Why it exists. Tool access is a structural control, not a model behavior. The tool contract enforces scope before dispatch, so a model that requests a tool it lacks scope for is refused at the substrate — not by the model, and not by a prompt. A prompt injection that convinces a model to call an out-of-scope tool still fails, because the scope check does not consult the model.
What it enables. Agent-scoped tool use. Within a single extension, different agents hold different tool scopes, so a lower-privilege phase cannot invoke a higher-privilege action. Tool-backed flows — such as a governed payment-arrangement interaction in Engage — run through the same scope check before any tool implementation is reached, and each invocation writes an audit entry.
6. Cost-aware dispatch¶
What it is. Every dispatch call carries a budget, a tempo target, and a priority. Every audit entry records input tokens, output tokens, the model used, cost in cents, and session-rolling cost.
Why it exists. Cost is a first-class operational signal, not an afterthought discovered on an invoice. Because budget travels with the dispatch call and rolling cost is recorded on every entry, dispatch can short-circuit when a session's budget is exhausted — and the short-circuit is a recorded event, not a silent failure.

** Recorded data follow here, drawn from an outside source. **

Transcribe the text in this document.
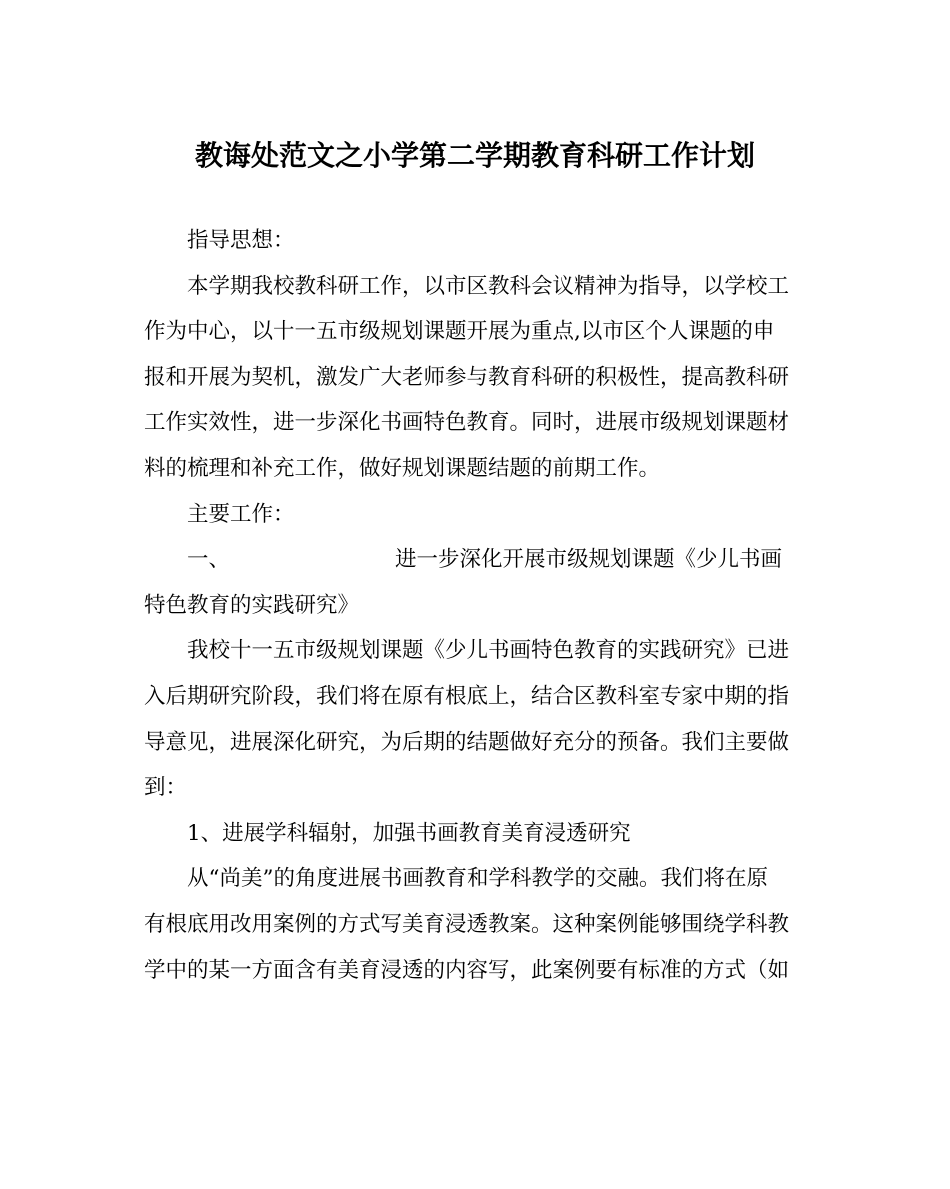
教诲处范文之小学第二学期教育科研工作计划
指导思想：
本学期我校教科研工作，以市区教科会议精神为指导，以学校工
作为中心，以十一五市级规划课题开展为重点,以市区个人课题的申
报和开展为契机，激发广大老师参与教育科研的积极性，提高教科研
工作实效性，进一步深化书画特色教育。同时，进展市级规划课题材
料的梳理和补充工作，做好规划课题结题的前期工作。
主要工作：
一、	进一步深化开展市级规划课题《少儿书画
特色教育的实践研究》
我校十一五市级规划课题《少儿书画特色教育的实践研究》已进
入后期研究阶段，我们将在原有根底上，结合区教科室专家中期的指
导意见，进展深化研究，为后期的结题做好充分的预备。我们主要做
到：
1、进展学科辐射，加强书画教育美育浸透研究
从“尚美”的角度进展书画教育和学科教学的交融。我们将在原
有根底用改用案例的方式写美育浸透教案。这种案例能够围绕学科教
学中的某一方面含有美育浸透的内容写，此案例要有标准的方式（如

Tempo travels the same way, so the dispatch layer can honor a call's time horizon rather than treating every model call identically.

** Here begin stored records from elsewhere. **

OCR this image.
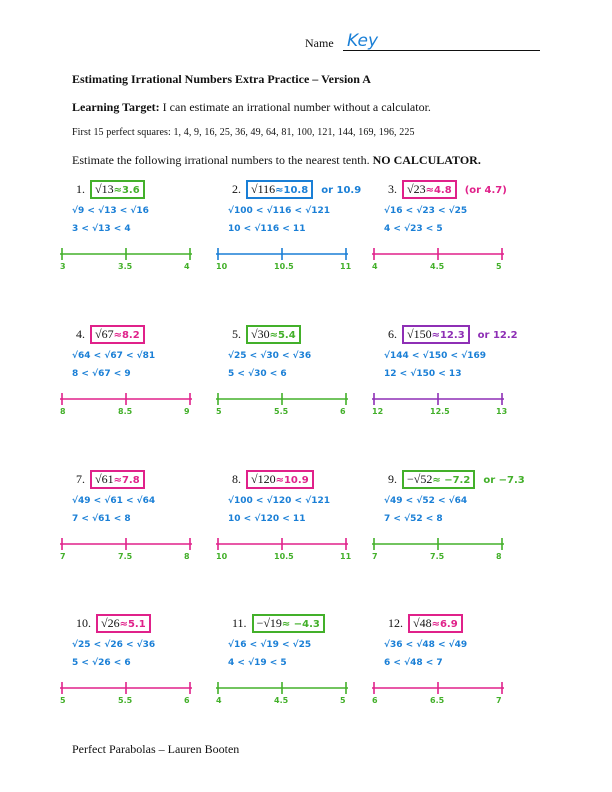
Name Key
Estimating Irrational Numbers Extra Practice – Version A
Learning Target: I can estimate an irrational number without a calculator.
First 15 perfect squares: 1, 4, 9, 16, 25, 36, 49, 64, 81, 100, 121, 144, 169, 196, 225
Estimate the following irrational numbers to the nearest tenth. NO CALCULATOR.
1. √13≈3.6
√9 < √13 < √16
3 < √13 < 4
3	3.5	4
2. √116≈10.8 or 10.9
√100 < √116 < √121
10 < √116 < 11
10	10.5	11
3. √23≈4.8 (or 4.7)
√16 < √23 < √25
4 < √23 < 5
4	4.5	5
4. √67≈8.2
√64 < √67 < √81
8 < √67 < 9
8	8.5	9
5. √30≈5.4
√25 < √30 < √36
5 < √30 < 6
5	5.5	6
6. √150≈12.3 or 12.2
√144 < √150 < √169
12 < √150 < 13
12	12.5	13
7. √61≈7.8
√49 < √61 < √64
7 < √61 < 8
7	7.5	8
8. √120≈10.9
√100 < √120 < √121
10 < √120 < 11
10	10.5	11
9. −√52≈ −7.2 or −7.3
√49 < √52 < √64
7 < √52 < 8
7	7.5	8
10. √26≈5.1
√25 < √26 < √36
5 < √26 < 6
5	5.5	6
11. −√19≈ −4.3
√16 < √19 < √25
4 < √19 < 5
4	4.5	5
12. √48≈6.9
√36 < √48 < √49
6 < √48 < 7
6	6.5	7
Perfect Parabolas – Lauren Booten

What it enables. Budget enforcement as a defined control. A Budget function
checks session-rolling cost and halts the pipeline when it is crossed, moving
the task into a state an operator can review. Tempo targets let fast per-turn
work and deferred batch signaling coexist under one dispatch contract. And
because cost is recorded alongside every action, evaluation can report cost next
to accuracy rather than treating them as separate concerns.
Why it is a substrate, not a library¶
The agents registry, task state machine, tempo dimension, and cost fields exist before they are fully populated. The schema is designed for multiple cooperating agents at different tempos on day one, even when a first release runs one primary coordinator across a small number of specialist functions. Adding cooperating agents is a population change, not a schema migration.
A library would hand each extension a set of helpers and let each extension decide how to hold identity, lifecycle, audit, and cost. The substrate does the opposite: it owns those surfaces, and the extensions consume the contracts. That is why replacing an inference backend or migrating a data plane is a substrate change with a stable extension-facing contract, and why governance and cost are uniform across every extension rather than reimplemented per extension.
Infrastructure¶
The substrate runs on local-first infrastructure:
- PostgreSQL 16 with pgvector — corpus, embeddings, task state, and the PostgreSQL-backed audit chain.
- Local LLM serving (Ollama / vLLM) — inference on hardware the operator controls; no dependency on a hosted model provider for core operation.
- NATS JetStream — the event bus for task lifecycle fan-out.
- OpenTelemetry with a self-hosted trace backend — traces and per-agent latency, kept in-house.
Internal node identifiers, network topology, and addresses are not published.